Weiterhin umsichtiger Einsatz notwendig
Bei aller Euphorie über die Entwicklung des Kurzschaftes von einer Nischenversorgung zu einer Versorgung für fast alle Fälle mahnten die Anwender zur Umsicht. Gemäß einer Hersteller-Sonderauswertung des EPRD erreiche der A2® Kurzschaft die besten Ergebnisse in Kliniken mit entsprechender Anwender-Routine, konstatierte Mario Frank. „Es ist wichtig den Kurzschaft nicht als Nischenprodukt für einzelne, ausgewählte Patienten anzusehen. Für Neueinsteiger mit weniger Routine bieten wir Fortbildungen und fachlichen Austausch an“, so Frank.
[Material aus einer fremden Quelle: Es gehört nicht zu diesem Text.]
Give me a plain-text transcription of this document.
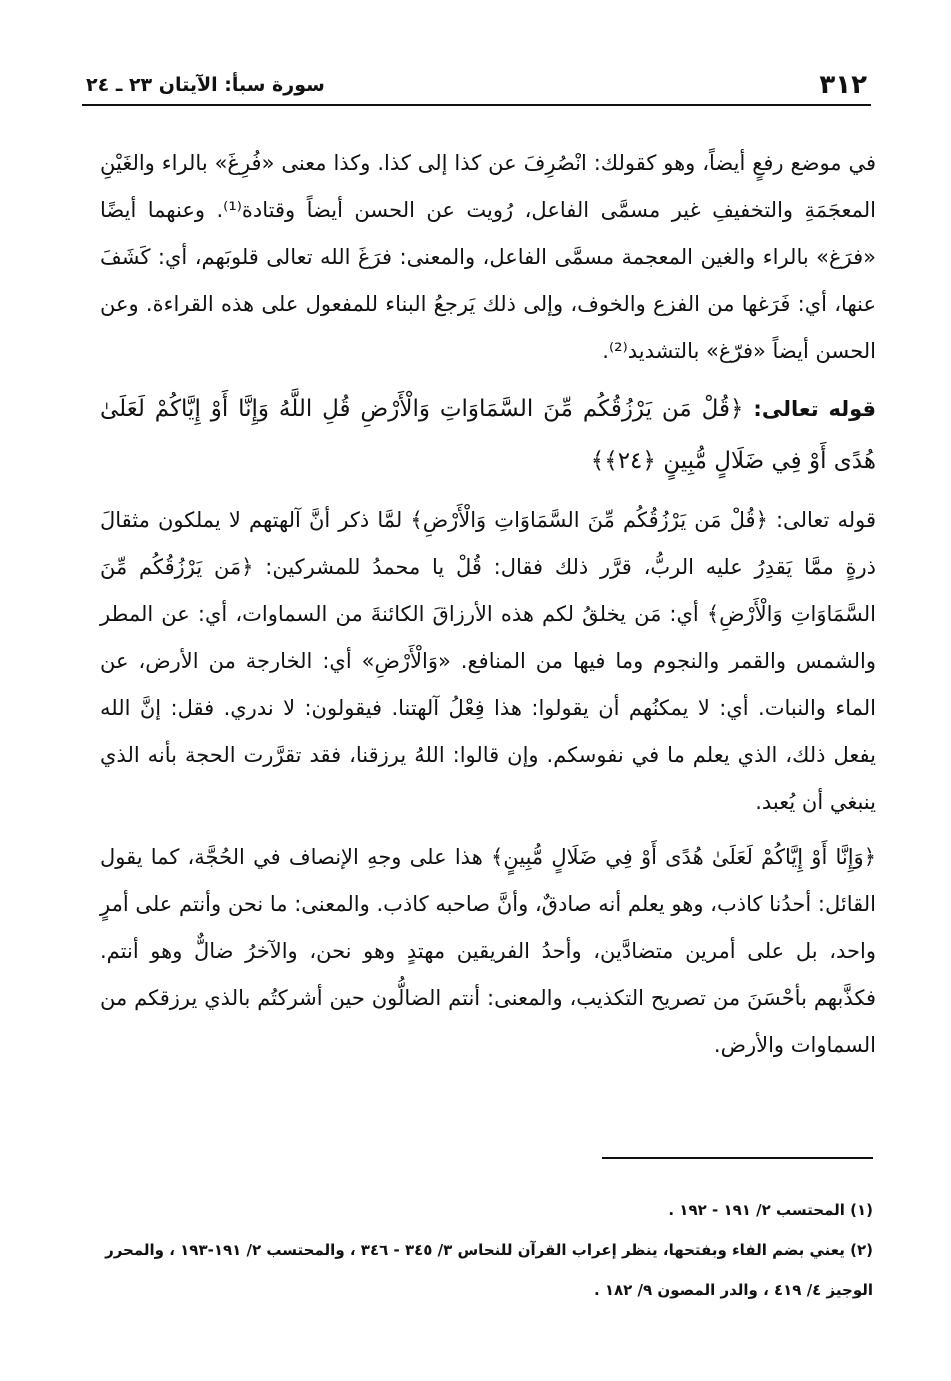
٣١٢
سورة سبأ: الآيتان ٢٣ ـ ٢٤

في موضع رفعٍ أيضاً، وهو كقولك: انْصُرِفَ عن كذا إلى كذا. وكذا معنى «فُرِغَ» بالراء والغَيْنِ المعجَمَةِ والتخفيفِ غير مسمَّى الفاعل، رُويت عن الحسن أيضاً وقتادة⁽¹⁾. وعنهما أيضًا «فرَغ» بالراء والغين المعجمة مسمَّى الفاعل، والمعنى: فرَغَ الله تعالى قلوبَهم، أي: كَشَفَ عنها، أي: فَرَغها من الفزع والخوف، وإلى ذلك يَرجعُ البناء للمفعول على هذه القراءة. وعن الحسن أيضاً «فرّغ» بالتشديد⁽²⁾.

قوله تعالى: ﴿قُلْ مَن يَرْزُقُكُم مِّنَ السَّمَاوَاتِ وَالْأَرْضِ قُلِ اللَّهُ وَإِنَّا أَوْ إِيَّاكُمْ لَعَلَىٰ هُدًى أَوْ فِي ضَلَالٍ مُّبِينٍ ﴿٢٤﴾﴾

قوله تعالى: ﴿قُلْ مَن يَرْزُقُكُم مِّنَ السَّمَاوَاتِ وَالْأَرْضِ﴾ لمَّا ذكر أنَّ آلهتهم لا يملكون مثقالَ ذرةٍ ممَّا يَقدِرُ عليه الربُّ، قرَّر ذلك فقال: قُلْ يا محمدُ للمشركين: ﴿مَن يَرْزُقُكُم مِّنَ السَّمَاوَاتِ وَالْأَرْضِ﴾ أي: مَن يخلقُ لكم هذه الأرزاقَ الكائنةَ من السماوات، أي: عن المطر والشمس والقمر والنجوم وما فيها من المنافع. «وَالْأَرْضِ» أي: الخارجة من الأرض، عن الماء والنبات. أي: لا يمكنُهم أن يقولوا: هذا فِعْلُ آلهتنا. فيقولون: لا ندري. فقل: إنَّ الله يفعل ذلك، الذي يعلم ما في نفوسكم. وإن قالوا: اللهُ يرزقنا، فقد تقرَّرت الحجة بأنه الذي ينبغي أن يُعبد.

﴿وَإِنَّا أَوْ إِيَّاكُمْ لَعَلَىٰ هُدًى أَوْ فِي ضَلَالٍ مُّبِينٍ﴾ هذا على وجهِ الإنصاف في الحُجَّة، كما يقول القائل: أحدُنا كاذب، وهو يعلم أنه صادقٌ، وأنَّ صاحبه كاذب. والمعنى: ما نحن وأنتم على أمرٍ واحد، بل على أمرين متضادَّين، وأحدُ الفريقين مهتدٍ وهو نحن، والآخرُ ضالٌّ وهو أنتم. فكذَّبهم بأحْسَنَ من تصريح التكذيب، والمعنى: أنتم الضالُّون حين أشركتُم بالذي يرزقكم من السماوات والأرض.

(١) المحتسب ٢/ ١٩١ - ١٩٢ .

(٢) يعني بضم الفاء وبفتحها، ينظر إعراب القرآن للنحاس ٣/ ٣٤٥ - ٣٤٦ ، والمحتسب ٢/ ١٩١-١٩٣ ، والمحرر الوجيز ٤/ ٤١٩ ، والدر المصون ٩/ ١٨٢ .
Und auch Prof. Dr. Budde gab den anwesenden Kurzschaftanwendern den Wunsch zu einem umsichtigen Einsatz des jungen zementierten A2® Kurzschafts mit auf den Weg: „Es liegt an uns, wie sich die Registerdaten entwickeln werden“, so Prof. Dr. Budde.
[1] Budde, S., Derksen, A., Hurschler, C. et al. Sci Rep 14, 3837 (2024). https://doi.org/10.1038/s41598-023-50829-3
[2] Steinbrück, A., Grimberg, A.W., Elliott, J. et al. Orthopäde 50, 296–305 (2021). https://doi.org/10.1007/s00132-021-04083-y
[3] EPRD Deutsche Endoprothesenregister gGmbH. Endoprothesenregister Deutschland (EPRD) – Jahresbericht 2024. Berlin, 2024. DOI: 10.36186/reporteprd102024
[4] Veronese N, Maggi S. Injury. 2018 Aug;49(8):1458-1460. doi: 10.1016/j.injury.2018.04.015. Epub 2018 Apr 20. PMID: 29699731.